Mandate Executive Buy-In and All-In Platform Choice to Drive Adoption

Intercom set a goal to double engineering throughput (measured as code changes per R&D person) without growing headcount, launching the full-time "2x" team to guide hundreds of engineers. Leadership updated job descriptions to make AI adoption binary—non-adopters fail expectations—and repeated the urgency message across forums. They rewarded successes publicly in Slack channels, ran AI hackathons and immersion days, and staffed top talent full-time on integration. Critically, they ditched tool sprawl (GitHub Copilot, Cursor, Augment) for Claude Code as the single platform, avoiding "model anxiety" like multicloud setups. This enabled compounding benefits: custom plugins pushed to all laptops, bypassing install issues, treating Claude as a senior engineer onboarded to Rails conventions, React patterns, testing standards, and security rules. Result: flywheel of shared context, skills, and hooks where failures refine guidance collectively.

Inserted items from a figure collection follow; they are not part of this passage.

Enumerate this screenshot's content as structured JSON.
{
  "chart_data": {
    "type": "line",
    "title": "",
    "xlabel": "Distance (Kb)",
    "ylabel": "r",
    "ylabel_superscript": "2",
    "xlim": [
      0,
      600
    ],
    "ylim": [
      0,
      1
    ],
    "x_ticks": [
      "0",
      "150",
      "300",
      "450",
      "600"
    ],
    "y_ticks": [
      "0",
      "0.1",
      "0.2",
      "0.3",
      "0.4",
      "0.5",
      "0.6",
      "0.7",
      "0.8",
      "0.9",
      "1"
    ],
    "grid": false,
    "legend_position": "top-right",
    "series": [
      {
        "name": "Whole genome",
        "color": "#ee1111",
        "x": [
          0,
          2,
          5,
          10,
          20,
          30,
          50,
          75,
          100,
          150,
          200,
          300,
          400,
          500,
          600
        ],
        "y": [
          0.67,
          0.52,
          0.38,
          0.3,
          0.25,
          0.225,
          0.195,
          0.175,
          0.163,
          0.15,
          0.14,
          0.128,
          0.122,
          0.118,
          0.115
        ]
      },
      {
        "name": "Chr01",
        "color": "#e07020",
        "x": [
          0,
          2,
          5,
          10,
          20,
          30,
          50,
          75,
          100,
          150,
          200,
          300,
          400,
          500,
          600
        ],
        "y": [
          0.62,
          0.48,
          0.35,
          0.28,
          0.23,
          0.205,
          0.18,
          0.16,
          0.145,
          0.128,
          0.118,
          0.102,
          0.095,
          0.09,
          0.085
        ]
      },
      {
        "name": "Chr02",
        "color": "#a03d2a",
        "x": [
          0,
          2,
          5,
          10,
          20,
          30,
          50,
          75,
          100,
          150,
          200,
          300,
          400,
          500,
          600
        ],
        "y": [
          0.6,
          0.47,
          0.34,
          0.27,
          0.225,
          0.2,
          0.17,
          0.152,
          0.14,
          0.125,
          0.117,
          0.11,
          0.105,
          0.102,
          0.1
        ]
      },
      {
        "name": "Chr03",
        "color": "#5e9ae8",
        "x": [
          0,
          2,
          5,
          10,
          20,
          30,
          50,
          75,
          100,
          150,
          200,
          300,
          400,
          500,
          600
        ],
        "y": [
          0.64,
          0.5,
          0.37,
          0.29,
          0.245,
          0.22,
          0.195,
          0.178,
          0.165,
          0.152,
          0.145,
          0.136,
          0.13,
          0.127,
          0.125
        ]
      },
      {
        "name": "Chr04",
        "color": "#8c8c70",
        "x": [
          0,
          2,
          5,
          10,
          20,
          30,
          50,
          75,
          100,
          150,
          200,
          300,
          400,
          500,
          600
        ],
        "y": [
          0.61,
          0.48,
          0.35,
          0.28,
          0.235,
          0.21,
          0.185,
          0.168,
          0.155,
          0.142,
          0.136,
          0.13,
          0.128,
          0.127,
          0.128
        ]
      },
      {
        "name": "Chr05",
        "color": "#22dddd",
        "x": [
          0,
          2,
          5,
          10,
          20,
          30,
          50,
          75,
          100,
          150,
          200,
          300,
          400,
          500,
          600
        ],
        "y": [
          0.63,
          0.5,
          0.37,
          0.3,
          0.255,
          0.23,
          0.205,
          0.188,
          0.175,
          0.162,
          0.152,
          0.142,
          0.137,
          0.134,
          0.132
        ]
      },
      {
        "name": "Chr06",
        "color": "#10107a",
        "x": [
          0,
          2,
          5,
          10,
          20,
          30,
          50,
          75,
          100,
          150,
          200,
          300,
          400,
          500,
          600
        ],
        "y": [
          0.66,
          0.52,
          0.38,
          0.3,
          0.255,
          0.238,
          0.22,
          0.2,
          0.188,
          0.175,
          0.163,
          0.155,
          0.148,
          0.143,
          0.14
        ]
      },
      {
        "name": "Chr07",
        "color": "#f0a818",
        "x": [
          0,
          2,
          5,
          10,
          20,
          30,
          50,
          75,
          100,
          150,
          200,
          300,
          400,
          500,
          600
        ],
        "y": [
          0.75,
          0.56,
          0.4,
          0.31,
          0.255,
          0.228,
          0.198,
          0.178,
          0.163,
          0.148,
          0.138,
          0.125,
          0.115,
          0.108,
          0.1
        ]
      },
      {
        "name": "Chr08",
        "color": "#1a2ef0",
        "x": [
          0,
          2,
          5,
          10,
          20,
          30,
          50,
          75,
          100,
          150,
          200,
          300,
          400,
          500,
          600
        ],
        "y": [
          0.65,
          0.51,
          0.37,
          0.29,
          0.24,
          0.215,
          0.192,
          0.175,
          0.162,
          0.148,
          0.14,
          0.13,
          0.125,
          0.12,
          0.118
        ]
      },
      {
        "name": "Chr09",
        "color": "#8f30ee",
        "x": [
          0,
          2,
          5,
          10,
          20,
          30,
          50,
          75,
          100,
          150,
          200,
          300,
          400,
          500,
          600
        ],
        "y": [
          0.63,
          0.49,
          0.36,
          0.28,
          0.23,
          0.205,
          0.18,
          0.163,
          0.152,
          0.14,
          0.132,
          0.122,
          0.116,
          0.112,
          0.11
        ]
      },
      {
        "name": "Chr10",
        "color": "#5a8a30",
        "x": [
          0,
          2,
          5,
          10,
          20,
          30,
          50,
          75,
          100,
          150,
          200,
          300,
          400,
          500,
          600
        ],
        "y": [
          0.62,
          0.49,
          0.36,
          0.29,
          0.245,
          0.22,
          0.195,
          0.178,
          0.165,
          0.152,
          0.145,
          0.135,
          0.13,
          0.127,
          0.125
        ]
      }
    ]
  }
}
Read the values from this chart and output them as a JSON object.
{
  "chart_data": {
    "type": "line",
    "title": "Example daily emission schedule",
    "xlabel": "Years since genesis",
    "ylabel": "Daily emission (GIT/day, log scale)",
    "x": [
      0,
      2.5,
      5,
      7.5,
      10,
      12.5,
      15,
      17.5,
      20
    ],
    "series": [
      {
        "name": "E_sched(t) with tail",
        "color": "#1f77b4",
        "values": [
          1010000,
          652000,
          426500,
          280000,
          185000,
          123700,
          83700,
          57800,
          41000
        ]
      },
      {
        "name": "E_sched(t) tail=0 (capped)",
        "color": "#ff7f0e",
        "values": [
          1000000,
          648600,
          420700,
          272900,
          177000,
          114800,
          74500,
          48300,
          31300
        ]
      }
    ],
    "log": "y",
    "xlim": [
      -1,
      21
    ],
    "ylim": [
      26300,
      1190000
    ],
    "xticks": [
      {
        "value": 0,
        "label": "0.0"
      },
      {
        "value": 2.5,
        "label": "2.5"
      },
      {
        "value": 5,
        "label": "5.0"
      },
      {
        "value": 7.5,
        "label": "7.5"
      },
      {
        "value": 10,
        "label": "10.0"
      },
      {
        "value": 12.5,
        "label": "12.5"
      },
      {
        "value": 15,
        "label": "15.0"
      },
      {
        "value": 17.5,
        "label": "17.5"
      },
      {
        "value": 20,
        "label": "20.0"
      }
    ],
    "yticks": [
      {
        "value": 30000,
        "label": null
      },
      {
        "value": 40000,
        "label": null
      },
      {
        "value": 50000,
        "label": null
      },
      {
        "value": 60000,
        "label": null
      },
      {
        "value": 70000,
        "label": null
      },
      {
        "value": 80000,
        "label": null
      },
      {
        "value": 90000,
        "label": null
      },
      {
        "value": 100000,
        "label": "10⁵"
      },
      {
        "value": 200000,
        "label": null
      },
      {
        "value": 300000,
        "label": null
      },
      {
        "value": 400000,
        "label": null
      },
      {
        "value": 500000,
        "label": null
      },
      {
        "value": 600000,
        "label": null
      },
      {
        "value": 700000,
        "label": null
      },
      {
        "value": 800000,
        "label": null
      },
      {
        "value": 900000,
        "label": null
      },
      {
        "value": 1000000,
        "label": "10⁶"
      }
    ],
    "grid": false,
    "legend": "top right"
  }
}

Build Durable, High-Quality Skills for Every Recurring Task

Focus on small, testable skills over custom multi-agent orchestrators—prioritize lifetime value with backtesting against historical code, incidents, and changes. Skills encapsulate knowledge (e.g., fixing flaky specs in hundreds of thousands of tests using cheat codes and progressive disclosure), self-update via feedback loops from session transcripts mined in S3 and Honeycomb hooks. Connect Claude to production systems with mature controls (audits, permissions) for full scope: debugging, testing, planning, not just autocomplete. Conservative stack (Ruby on Rails monolith) aids this—skills handle CI overload from volume spikes. Example: auto-generated skill for flaky tests matches senior Rails engineer output, built iteratively by giving agent a goal and refining. Continuous improvement leverages vendor ships (e.g., Anthropic) without rebuilding, keeping Intercom ahead.

Give Agents Problems, Not Tasks, to Unlock Autonomy

Shift from micromanaging skills to describing problems—Claude selects tools autonomously. In a security incident (accidental Snowflake metadata in public GitHub repo), Brian described the issue; Claude joined Slack, invoked unknown data breach skill, downloaded files, analyzed per policy, deemed innocuous, and listed steps in 2 minutes (vs. 20 manual). Maturity model progresses engineers: use Claude for everything → automate to skills → write/improve skills → optimize environment (architecture, docs) for agents. This moves humans up the stack, like cloud displacing sysadmins, enabling agent-first SDLC even with current models.

Data Proves 2x Gains with Zero Risk Increase

Post-January rollout (decision Dec), PR throughput doubled in <1 year; auto-Claude PRs hit 90%+, 17.6% auto-approved (SOC 2/ISO 27001/HIPAA compliant, no human loop needed via audited agents and shaped simple/safe PRs). Defects close faster (some teams hit backlog zero); Stanford metrics show rising code quality. CI melted under volume (fixed); skills invoked thousands of times. Viral use beyond eng (consoles, product experiments). Trade-offs: uneven adoption requires maturity guidance; humans weaker than well-defined agents at routine reviews, reducing risk.